Off-take was higher in the FSA segment with e-auction and washeries volumes in
line with expectations. FSA realizations were in line with expectations at Rs1,294/T.
However, e-auction realizations came in much lower than expected at Rs1,788.
Blended realization/tonne came in lower than our expectation at Rs1,392 (1.5%
lower than our estimate of Rs1,414), led by the sharply lower e-auction realisation.
Blended realisation declined 2% yoy, while off-take increased 10.2% yoy, resulting
in an 8.2% increase in net sales. The EBITDA, at Rs3,008cr, came in 3.2% lower
than our estimate, resulting in a 140bp improvement in EBITDA margin to 17.2%,
marginally lower than our estimate of 17.9%. Net profit at Rs2,544cr was slightly
ahead of our estimate of Rs2,445cr.
Outlook and valuation
We reduce our consolidated FY2016 and FY2017 EPS estimates by 12% and 9%,
respectively, in view of the lower than expected realizations and increased
operating expenses.
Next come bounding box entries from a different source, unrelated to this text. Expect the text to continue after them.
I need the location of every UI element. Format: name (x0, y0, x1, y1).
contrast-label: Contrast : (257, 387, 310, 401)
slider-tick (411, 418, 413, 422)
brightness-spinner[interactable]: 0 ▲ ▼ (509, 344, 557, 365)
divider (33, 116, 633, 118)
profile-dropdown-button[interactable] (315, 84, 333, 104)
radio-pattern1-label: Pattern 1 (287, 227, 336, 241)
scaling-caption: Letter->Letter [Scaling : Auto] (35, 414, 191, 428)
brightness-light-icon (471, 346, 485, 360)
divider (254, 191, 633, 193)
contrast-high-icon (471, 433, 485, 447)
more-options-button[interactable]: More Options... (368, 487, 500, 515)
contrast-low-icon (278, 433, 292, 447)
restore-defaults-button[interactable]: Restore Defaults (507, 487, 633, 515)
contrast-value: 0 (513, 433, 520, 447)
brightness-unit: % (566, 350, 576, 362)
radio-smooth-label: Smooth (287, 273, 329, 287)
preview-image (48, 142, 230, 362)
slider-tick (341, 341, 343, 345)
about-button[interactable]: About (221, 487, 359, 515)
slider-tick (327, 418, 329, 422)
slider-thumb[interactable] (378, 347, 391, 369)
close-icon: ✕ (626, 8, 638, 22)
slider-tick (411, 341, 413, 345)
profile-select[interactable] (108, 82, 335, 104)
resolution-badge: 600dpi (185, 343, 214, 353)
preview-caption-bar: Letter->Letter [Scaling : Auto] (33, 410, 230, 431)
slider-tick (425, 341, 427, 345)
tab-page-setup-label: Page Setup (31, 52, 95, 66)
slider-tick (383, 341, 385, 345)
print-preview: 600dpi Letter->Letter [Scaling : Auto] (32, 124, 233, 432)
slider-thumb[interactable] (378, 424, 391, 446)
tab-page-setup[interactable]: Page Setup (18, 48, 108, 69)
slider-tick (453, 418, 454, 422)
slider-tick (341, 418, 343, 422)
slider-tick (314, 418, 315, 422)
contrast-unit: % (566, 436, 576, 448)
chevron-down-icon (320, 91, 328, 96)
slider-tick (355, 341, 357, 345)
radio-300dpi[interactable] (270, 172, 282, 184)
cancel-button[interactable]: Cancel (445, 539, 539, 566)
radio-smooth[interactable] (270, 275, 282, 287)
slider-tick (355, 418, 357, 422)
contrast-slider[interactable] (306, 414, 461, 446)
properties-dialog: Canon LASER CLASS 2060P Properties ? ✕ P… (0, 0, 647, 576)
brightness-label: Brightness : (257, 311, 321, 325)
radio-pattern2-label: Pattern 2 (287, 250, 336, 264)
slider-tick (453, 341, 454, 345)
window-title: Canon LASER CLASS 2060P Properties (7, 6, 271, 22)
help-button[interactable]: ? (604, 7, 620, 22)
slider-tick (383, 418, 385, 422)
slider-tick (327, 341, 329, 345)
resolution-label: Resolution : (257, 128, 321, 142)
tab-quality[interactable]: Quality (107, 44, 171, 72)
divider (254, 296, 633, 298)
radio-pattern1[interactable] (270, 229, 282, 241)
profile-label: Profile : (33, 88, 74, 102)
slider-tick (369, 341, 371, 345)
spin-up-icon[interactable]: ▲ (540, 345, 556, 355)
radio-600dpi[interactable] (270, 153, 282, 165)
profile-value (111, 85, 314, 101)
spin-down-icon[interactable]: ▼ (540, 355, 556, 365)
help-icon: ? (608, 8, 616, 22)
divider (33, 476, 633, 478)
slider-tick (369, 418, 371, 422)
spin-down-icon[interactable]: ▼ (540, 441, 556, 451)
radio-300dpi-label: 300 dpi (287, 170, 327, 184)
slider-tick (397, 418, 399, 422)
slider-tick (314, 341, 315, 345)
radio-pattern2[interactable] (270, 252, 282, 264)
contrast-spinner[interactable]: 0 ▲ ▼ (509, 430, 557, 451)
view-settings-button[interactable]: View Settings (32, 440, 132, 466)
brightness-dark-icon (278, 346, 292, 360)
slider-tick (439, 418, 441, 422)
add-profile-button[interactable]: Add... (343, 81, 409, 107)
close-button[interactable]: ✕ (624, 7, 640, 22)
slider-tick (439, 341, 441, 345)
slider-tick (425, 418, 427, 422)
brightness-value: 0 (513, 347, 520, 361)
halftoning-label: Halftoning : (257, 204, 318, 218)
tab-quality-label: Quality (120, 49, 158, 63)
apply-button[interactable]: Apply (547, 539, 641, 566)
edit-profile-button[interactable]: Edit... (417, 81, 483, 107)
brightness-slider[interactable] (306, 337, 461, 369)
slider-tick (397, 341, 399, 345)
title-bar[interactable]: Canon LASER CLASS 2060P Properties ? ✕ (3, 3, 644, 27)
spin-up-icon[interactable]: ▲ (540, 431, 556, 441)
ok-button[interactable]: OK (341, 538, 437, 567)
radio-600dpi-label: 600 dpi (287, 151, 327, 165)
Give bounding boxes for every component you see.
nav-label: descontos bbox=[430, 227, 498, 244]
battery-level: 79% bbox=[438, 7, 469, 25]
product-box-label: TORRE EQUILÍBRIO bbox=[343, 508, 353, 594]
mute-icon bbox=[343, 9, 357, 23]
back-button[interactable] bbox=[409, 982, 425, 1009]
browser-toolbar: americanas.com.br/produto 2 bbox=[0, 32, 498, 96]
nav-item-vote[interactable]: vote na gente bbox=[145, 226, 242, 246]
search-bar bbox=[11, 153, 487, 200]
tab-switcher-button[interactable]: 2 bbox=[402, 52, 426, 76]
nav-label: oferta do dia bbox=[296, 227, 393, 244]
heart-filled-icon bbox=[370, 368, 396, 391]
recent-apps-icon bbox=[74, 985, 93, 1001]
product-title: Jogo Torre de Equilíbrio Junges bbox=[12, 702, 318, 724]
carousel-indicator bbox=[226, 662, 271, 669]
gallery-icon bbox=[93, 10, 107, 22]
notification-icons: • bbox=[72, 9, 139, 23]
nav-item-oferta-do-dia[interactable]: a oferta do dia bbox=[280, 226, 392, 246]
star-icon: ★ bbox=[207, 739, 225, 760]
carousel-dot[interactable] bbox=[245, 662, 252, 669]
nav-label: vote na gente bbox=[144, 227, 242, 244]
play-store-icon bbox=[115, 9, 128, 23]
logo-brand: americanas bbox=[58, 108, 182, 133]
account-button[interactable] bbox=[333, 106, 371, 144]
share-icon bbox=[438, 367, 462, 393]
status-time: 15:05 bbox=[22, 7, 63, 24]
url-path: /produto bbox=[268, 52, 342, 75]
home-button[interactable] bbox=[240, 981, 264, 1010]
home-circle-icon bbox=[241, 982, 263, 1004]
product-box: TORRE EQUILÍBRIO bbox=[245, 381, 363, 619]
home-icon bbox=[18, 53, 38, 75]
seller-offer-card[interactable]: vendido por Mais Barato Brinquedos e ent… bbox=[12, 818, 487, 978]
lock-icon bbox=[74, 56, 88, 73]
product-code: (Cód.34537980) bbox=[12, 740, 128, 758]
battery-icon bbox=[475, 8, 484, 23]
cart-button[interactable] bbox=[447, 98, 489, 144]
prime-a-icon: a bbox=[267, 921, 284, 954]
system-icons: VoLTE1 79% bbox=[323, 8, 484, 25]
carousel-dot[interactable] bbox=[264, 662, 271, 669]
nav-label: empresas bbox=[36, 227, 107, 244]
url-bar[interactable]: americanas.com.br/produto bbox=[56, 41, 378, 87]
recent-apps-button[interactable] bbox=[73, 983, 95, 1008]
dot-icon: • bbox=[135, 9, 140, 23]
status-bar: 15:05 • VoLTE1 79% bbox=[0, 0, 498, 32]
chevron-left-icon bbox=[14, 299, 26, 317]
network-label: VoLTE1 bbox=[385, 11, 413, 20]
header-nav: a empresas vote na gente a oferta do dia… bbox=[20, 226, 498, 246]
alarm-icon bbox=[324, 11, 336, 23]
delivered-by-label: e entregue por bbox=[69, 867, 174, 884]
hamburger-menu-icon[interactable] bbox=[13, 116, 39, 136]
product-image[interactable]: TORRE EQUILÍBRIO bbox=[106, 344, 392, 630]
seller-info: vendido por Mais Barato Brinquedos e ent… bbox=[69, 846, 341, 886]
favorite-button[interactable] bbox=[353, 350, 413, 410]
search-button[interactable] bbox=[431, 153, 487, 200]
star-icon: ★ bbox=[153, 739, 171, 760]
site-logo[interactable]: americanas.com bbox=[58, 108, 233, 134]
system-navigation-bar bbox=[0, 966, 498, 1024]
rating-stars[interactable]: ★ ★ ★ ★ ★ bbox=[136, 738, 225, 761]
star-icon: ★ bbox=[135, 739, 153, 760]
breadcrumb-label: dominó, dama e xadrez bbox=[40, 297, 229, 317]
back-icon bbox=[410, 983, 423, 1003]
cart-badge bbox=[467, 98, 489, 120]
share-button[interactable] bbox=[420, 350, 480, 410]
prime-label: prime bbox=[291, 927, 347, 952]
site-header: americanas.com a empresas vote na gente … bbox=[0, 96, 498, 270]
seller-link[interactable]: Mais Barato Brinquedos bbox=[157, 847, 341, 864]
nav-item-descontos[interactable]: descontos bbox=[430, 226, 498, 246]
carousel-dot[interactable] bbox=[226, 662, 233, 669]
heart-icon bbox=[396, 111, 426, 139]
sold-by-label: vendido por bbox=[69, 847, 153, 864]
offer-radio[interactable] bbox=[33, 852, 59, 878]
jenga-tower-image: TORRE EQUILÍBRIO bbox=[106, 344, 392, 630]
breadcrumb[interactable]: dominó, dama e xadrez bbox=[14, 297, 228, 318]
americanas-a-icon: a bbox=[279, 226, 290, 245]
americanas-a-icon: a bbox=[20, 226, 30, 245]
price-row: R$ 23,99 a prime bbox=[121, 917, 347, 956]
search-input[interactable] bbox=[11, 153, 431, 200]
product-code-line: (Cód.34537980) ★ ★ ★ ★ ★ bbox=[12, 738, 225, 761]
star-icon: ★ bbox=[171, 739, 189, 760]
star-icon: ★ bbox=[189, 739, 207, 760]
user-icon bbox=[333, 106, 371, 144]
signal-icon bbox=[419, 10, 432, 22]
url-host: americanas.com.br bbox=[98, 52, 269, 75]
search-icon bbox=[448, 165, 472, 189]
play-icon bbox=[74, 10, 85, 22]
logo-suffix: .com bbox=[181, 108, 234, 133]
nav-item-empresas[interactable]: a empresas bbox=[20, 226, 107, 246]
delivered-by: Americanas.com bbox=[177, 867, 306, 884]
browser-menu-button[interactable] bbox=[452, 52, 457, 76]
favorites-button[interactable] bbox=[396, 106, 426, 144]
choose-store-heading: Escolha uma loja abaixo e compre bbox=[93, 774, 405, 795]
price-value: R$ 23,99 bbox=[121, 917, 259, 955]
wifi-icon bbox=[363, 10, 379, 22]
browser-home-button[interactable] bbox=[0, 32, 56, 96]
We expect CILs production to increase by 7.1% to 530MT in
FY2016 (538MT earlier) and 572MT in FY2017 (575 MT earlier). We expect eauction
realization to remain under pressure led by weakness in global
commodity prices and increased availability of coal in FY2016. We value Coal
India at 8x FY2017E Adj. EBITDA to arrive at a revised target price of Rs380 (Rs400
earlier) and retain our Accumulate rating on the stock.